Digital Literacies: Texts, Knowledge and Power in Higher Education

Goodfellow, Robin (2008). Digital Literacies: Texts, Knowledge and Power in Higher Education. In: Solly, Martin; Conoscenti, Michelangelo and Campagna, Sandra eds. Verbal/Visual Narrative Texts in Higher Education. Linguistic Insights: Studies in Language and Communication (80). Bern: Peter Lang, pp. 135–151.

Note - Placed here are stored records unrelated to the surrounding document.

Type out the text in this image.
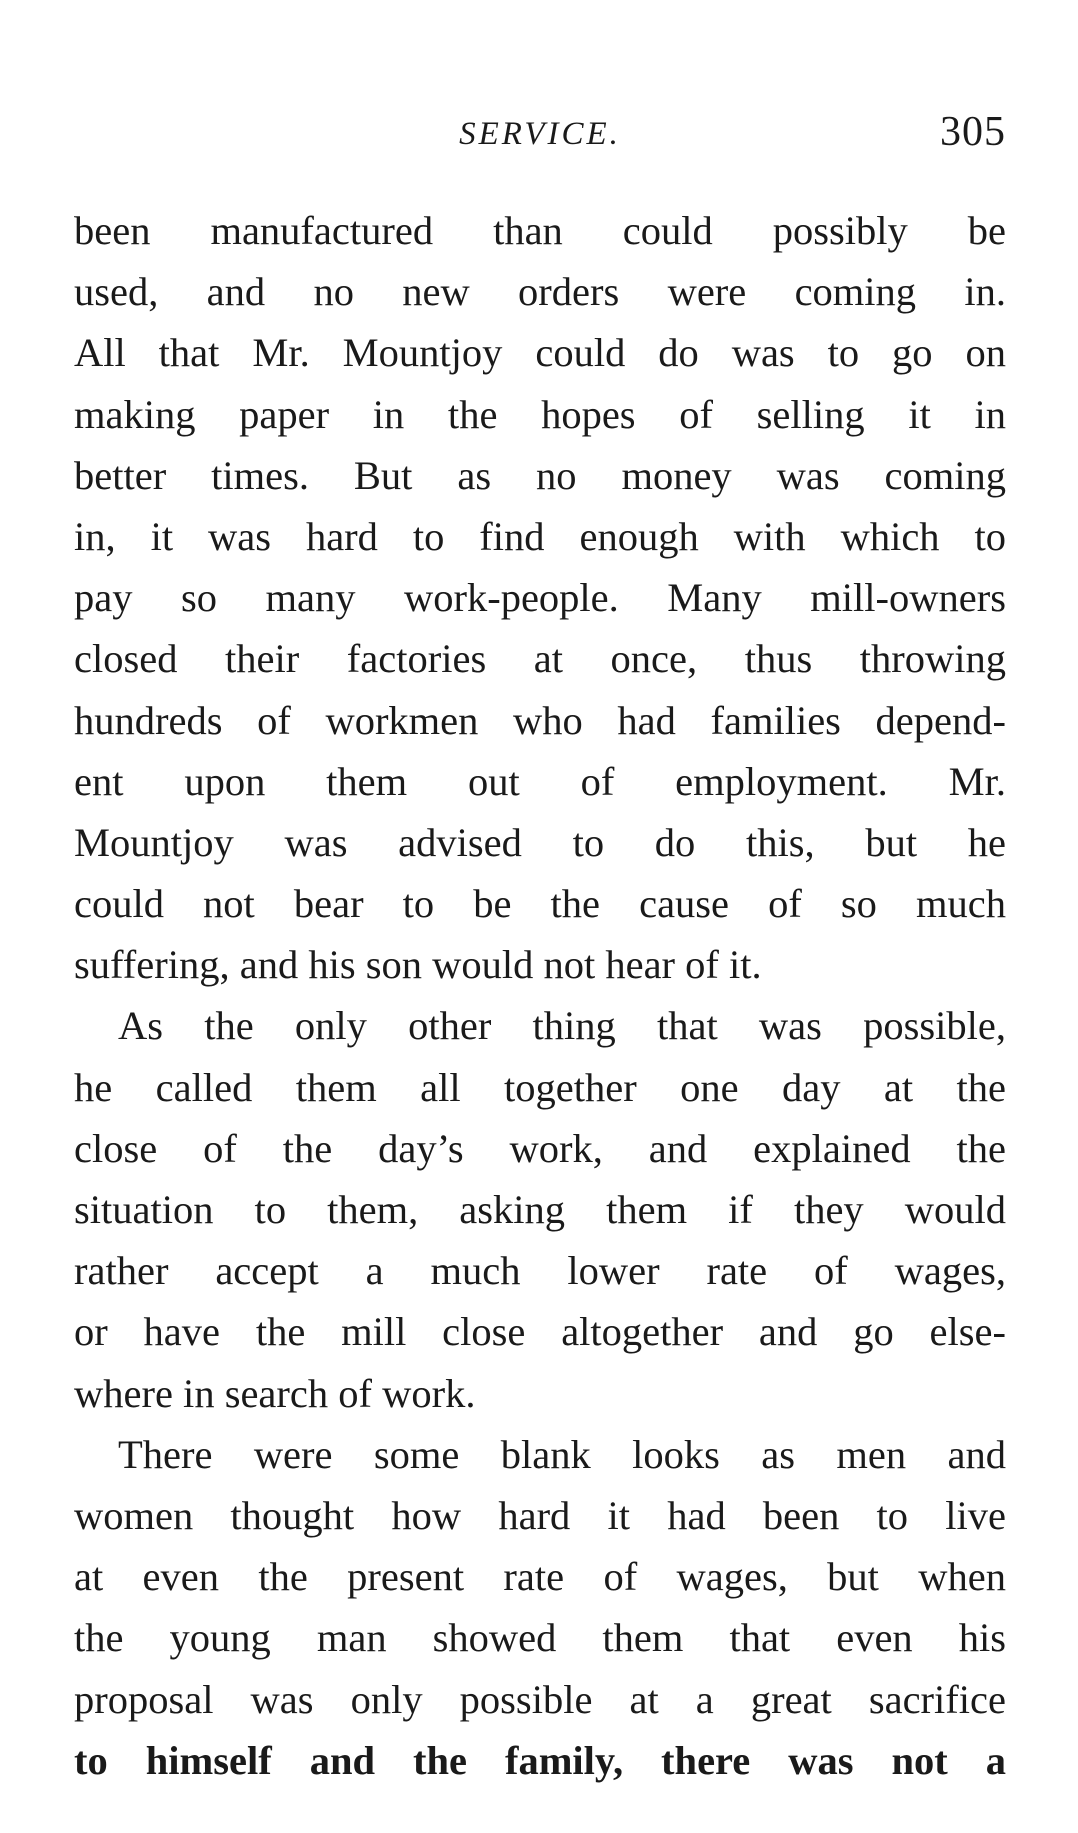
SERVICE.	305
been manufactured than could possibly be
used, and no new orders were coming in.
All that Mr. Mountjoy could do was to go on
making paper in the hopes of selling it in
better times. But as no money was coming
in, it was hard to find enough with which to
pay so many work-people. Many mill-owners
closed their factories at once, thus throwing
hundreds of workmen who had families depend-
ent upon them out of employment. Mr.
Mountjoy was advised to do this, but he
could not bear to be the cause of so much
suffering, and his son would not hear of it.
As the only other thing that was possible,
he called them all together one day at the
close of the day’s work, and explained the
situation to them, asking them if they would
rather accept a much lower rate of wages,
or have the mill close altogether and go else-
where in search of work.
There were some blank looks as men and
women thought how hard it had been to live
at even the present rate of wages, but when
the young man showed them that even his
proposal was only possible at a great sacrifice
to himself and the family, there was not a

URL: http://www.peterlang.com/index.cfm?event=cmp.ccc.s...

Abstract

I have argued that there is a power struggle going on in Higher Education that exemplifies the ideological struggle critical discourse analysts have claimed exists at all levels of the use of language and the production of texts. This struggle has at stake the role of higher education in teaching people to reflect critically on the power relations that shape all our lives, and the role of digital literacy practices in both the construction and critique of these relations. I have suggested that the struggle works through into teaching and learning in the university via parallel shifts: in the curriculum – away from disciplinary knowledge production and towards professional practice; in pedagogy - away from teaching and towards the management of learning; and in textual communication – away from print and towards electronic text. These shifts come together in the rapidly expanding practices of e-learning. I argued that digital literacy practices emerging out of the social relations of the internet and being absorbed into university teaching and learning, were becoming both a site for and a stake in the struggle for the role of critique. To illustrate this I discussed digital texts produced by groups of professional learners at the Open University, and I concluded that whilst digital practices might undermine academic critique of professional practice, they could become a means of transforming that practice. Transformation without critique, however, is unlikely to redress inequalities in power in higher education, and what is required is a marriage of academic and digital literacies and a new will to contest the ownership of university pedagogical practice.